There are other methods to determine friction which you will find on this web site www.pumpfundamentals.com.

According to the table above for a flow of 10 gpm in a 1 in diameter pipe the friction head is 6.81 ft per 100 ft of pipe, for a pipe length of 50 feet the friction will be 6.81 x 50 / 100 = 3.4 feet of head. We convert head to pressure: 3.4 / 2.31 = 1.5 psig

The pressure at D is then

p = 8.6 + 1.5 = 10.1 psi

We use the same approach to calculate the pressure at point S using the static head for the suction side and the friction loss for the pump suction pipe.

We now subtract the pressure at S from D and this provides the differential pressure that the pump must supply at the flow rate that we require. We convert this differential pressure to head because the pump manufacturer uses head as a characteristic unit so this is the differential head of the pump, often called total head or total dynamic head.

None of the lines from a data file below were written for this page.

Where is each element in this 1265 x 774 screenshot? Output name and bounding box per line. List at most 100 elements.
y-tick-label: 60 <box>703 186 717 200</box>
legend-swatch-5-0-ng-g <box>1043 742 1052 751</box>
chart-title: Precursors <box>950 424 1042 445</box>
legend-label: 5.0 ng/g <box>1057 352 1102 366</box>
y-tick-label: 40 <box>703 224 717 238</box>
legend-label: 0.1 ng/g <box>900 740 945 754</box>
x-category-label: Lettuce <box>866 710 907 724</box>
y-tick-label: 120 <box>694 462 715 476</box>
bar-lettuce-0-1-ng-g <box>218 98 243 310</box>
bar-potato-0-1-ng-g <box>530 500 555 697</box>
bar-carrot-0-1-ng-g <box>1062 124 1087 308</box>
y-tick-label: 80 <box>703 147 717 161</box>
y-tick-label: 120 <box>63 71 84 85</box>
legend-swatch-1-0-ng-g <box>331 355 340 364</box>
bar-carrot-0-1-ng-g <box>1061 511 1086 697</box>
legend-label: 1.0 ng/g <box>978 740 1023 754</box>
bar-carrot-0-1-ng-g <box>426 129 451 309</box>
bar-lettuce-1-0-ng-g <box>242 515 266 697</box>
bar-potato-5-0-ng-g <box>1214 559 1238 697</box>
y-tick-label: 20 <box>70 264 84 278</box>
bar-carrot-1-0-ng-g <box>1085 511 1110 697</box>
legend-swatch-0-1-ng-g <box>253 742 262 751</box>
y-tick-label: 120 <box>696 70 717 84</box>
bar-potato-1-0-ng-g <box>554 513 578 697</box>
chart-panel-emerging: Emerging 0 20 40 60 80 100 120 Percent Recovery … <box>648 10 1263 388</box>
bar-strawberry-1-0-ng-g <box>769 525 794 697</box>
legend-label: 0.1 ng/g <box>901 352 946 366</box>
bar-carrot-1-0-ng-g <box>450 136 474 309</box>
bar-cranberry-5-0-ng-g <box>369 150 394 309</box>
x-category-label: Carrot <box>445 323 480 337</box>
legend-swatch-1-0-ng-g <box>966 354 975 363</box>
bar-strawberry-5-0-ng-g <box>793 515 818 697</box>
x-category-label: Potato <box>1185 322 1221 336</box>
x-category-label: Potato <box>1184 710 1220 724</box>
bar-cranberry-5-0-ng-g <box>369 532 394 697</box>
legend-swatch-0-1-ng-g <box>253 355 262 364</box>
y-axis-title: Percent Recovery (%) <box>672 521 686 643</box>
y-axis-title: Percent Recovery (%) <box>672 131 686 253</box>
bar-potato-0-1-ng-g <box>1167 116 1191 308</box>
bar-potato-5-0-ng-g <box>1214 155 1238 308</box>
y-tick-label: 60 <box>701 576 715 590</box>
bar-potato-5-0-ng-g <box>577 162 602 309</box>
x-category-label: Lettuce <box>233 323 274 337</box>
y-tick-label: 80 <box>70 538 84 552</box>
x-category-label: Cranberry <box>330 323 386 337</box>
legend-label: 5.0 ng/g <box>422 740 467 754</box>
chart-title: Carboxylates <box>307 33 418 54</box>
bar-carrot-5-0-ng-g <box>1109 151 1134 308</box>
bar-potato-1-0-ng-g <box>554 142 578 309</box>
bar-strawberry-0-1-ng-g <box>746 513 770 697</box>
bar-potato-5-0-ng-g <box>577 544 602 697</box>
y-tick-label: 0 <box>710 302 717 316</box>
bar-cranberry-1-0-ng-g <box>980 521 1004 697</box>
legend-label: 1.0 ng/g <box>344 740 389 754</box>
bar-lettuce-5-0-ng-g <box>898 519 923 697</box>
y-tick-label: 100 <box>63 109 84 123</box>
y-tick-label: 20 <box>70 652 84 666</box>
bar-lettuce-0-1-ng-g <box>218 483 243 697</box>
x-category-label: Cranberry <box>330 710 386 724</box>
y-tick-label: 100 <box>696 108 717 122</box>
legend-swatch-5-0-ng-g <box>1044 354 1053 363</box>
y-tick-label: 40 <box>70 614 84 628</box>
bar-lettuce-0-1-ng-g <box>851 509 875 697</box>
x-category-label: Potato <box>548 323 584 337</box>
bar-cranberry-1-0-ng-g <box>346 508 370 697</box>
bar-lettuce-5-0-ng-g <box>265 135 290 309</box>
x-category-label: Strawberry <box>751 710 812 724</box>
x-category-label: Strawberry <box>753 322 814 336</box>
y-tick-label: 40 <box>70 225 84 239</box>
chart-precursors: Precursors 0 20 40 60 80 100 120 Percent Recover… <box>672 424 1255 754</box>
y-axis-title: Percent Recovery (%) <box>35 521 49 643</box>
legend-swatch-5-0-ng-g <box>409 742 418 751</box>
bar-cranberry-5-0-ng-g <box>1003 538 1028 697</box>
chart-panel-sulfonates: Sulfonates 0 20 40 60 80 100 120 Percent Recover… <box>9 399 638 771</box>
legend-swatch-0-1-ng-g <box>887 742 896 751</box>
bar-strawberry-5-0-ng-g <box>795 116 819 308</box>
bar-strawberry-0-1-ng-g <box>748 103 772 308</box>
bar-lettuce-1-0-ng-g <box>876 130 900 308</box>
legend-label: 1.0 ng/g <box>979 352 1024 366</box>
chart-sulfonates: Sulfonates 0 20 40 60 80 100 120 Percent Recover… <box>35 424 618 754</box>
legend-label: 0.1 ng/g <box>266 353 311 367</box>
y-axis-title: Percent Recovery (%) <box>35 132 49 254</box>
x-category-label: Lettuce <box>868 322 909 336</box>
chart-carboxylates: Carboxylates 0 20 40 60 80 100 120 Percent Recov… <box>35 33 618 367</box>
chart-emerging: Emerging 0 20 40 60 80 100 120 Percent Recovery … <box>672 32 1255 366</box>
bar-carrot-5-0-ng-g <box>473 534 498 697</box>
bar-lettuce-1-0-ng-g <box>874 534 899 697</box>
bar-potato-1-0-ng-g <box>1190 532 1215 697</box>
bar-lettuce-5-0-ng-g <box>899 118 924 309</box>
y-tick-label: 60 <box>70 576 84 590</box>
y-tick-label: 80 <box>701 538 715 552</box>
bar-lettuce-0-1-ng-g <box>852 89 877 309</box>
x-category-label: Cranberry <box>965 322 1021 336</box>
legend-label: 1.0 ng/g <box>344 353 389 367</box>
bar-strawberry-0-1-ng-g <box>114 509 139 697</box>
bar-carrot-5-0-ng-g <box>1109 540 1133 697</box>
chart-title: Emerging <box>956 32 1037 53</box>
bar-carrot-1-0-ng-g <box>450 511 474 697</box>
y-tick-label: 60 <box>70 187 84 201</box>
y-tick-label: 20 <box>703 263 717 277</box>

If we do it the other way, only using head units, we have no conversions to do and we arrive at the result quicker.

In what situation is a pressure measurement or calculation essential? When the system is running. We can measure static head and convert it to pressure any time we want either measurement is sufficient, but when the system is running the component of friction loss can only be measured by a pressure gauge. Well, that not strictly true but it is the easiest way to do it.

Consider this approach:

If we install a vertical tube on the discharge side of the pump, the water column that we will measure will correspond to the static discharge head plus the friction head. But as you can see it would be easier to install a pressure gauge.

Now we can reveal what lies behind the curtain, pressure is the true hero of this story; it is the physical force that moves liquids through a system. Head is its partner providing a valuable shortcut.